Quella paci­fi­ca­zione, in Asia, Africa, Medio Oriente, ha biso­gno di una base sociale solida. E quella base sociale, in potenza, c’è. Il nucleo por­tante potreb­bero essere pro­prio quei pro­fu­ghi che hanno rag­giunto o che cer­cano di rag­giun­gere il suolo euro­peo; i legami che li uni­scono sia a parenti e comu­nità già inse­diate in Europa, sia a coloro che sono rima­sti, o non sono riu­sciti a fug­gire dai loro paesi. Ma a quella mol­ti­tu­dine dispersa e dispa­rata (i flussi) occorre rico­no­scere la dignità di per­sone. Aiu­tan­dole innan­zi­tutto a rag­giun­gere in sicu­rezza la meta; ma anche, una volta qui, per­met­ten­dole di siste­marsi, sep­pure in modo prov­vi­so­rio, in con­di­zioni digni­tose: in case che non siano insa­lu­bri rico­veri ille­gali; pos­si­bil­mente dif­fuse sul ter­ri­to­rio sia per non gra­vare su sin­goli abi­tati votati al degrado, sia per faci­li­tare rap­porti di buon vici­nato con i locali. Con un lavoro, anche par­ziale, a par­tire dalla gestione e dalla siste­ma­zione fisica degli ambienti in cui devono tra­scor­rere una parte della loro vita: tra loro ci sono mura­tori, fab­bri, fale­gnami, elet­tri­ci­sti, agri­col­tori; ma anche mae­stri, con­ta­bili, infor­ma­tici, inge­gneri, medici infer­mieri; per­ché mai atti­vità che, ade­gua­ta­mente soste­nute, pos­sono fare loro, ven­gono invece affi­date a coo­pe­ra­tive che li sfrut­tano e costano il tri­plo? Ma, soprat­tutto, occorre faci­li­tar loro la pos­si­bi­lità di incon­trarsi, di met­tersi in rete, di eleg­gere i loro rap­pre­sen­tanti, di farsi comu­nità sociale e poli­tica, di met­tere a punto stra­te­gie per il loro ritorno.

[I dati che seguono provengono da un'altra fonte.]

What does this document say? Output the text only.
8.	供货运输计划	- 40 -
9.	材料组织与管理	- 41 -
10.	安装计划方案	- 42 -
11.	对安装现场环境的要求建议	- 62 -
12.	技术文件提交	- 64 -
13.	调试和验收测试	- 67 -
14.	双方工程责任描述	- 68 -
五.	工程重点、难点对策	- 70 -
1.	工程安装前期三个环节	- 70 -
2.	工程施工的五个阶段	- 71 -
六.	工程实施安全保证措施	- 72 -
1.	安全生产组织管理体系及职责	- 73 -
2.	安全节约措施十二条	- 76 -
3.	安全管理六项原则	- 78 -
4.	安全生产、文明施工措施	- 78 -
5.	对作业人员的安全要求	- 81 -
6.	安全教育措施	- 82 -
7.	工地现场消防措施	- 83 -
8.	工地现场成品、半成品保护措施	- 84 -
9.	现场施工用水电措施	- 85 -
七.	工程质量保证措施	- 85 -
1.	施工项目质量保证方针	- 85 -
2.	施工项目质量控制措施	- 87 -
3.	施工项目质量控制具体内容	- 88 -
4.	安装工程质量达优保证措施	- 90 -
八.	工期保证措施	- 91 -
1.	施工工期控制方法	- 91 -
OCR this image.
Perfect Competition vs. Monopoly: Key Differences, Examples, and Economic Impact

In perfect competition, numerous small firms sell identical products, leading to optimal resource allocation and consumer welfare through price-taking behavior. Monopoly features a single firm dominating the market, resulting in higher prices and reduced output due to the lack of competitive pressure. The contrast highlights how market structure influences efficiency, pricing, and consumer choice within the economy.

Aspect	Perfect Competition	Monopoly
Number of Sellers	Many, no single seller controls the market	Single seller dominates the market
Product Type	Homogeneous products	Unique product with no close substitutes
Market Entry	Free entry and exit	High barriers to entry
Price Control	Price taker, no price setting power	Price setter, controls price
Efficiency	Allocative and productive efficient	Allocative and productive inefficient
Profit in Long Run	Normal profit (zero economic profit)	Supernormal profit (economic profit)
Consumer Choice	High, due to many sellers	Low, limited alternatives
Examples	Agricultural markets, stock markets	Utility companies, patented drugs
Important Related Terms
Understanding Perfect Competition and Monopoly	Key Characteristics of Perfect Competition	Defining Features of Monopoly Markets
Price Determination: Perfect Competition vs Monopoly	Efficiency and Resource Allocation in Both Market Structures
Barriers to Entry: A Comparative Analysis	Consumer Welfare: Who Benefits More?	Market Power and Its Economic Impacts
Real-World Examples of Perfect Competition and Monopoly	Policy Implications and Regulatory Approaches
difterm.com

Ma come si può anche solo pro­porre obiet­tivi del genere in paesi dove la disoc­cu­pa­zione è alle stelle e casa, red­dito e lavoro man­cano anche a tanti euro­pei? Non si può. A meno di per­se­guire per tutti, cit­ta­dini euro­pei e stra­nieri, degli stan­dard minimi di red­dito, di abi­ta­zione, di lavoro (pro­mosso o creato diret­ta­mente o indi­ret­ta­mente dai poteri pub­blici), di istru­zione, di assi­stenza sani­ta­ria. L’essenza stessa di un pro­gramma radi­cal­mente alter­na­tivo a quello per­se­guito dall’attuale gover­nance euro­pea con le poli­ti­che di auste­rità. Ma l’unico capace di affron­tare l’ondata del raz­zi­smo e della xeno­fo­bia ali­men­tata dagli impren­di­tori poli­tici della paura di destra e sini­stra. E l’unico per for­nire una road map alla rifon­da­zione radi­cale dell’Europa; a par­tire dal rico­no­sci­mento dei suoi con­fini di fatto e di quei diritti senza i quali la pre­tesa di tener uniti i suoi popoli non ha alcun fon­da­mento.
Uto­pia? Certo. Ma qual è l’alternativa? Il castello dell’euro, e quello dell’Unione, e la falsa imma­gine di un con­ti­nente oasi di pace dopo la seconda guerra mon­diale non resi­ste­ranno a lungo se non si lavora fin d’ora per inver­tire rotta. E la nuova rotta è que­sta: insieme ai nostri fra­telli e sorelle che fug­gendo dalle guerre ci por­tano, con la loro stessa vicenda esi­sten­ziale, un mes­sag­gio di pace.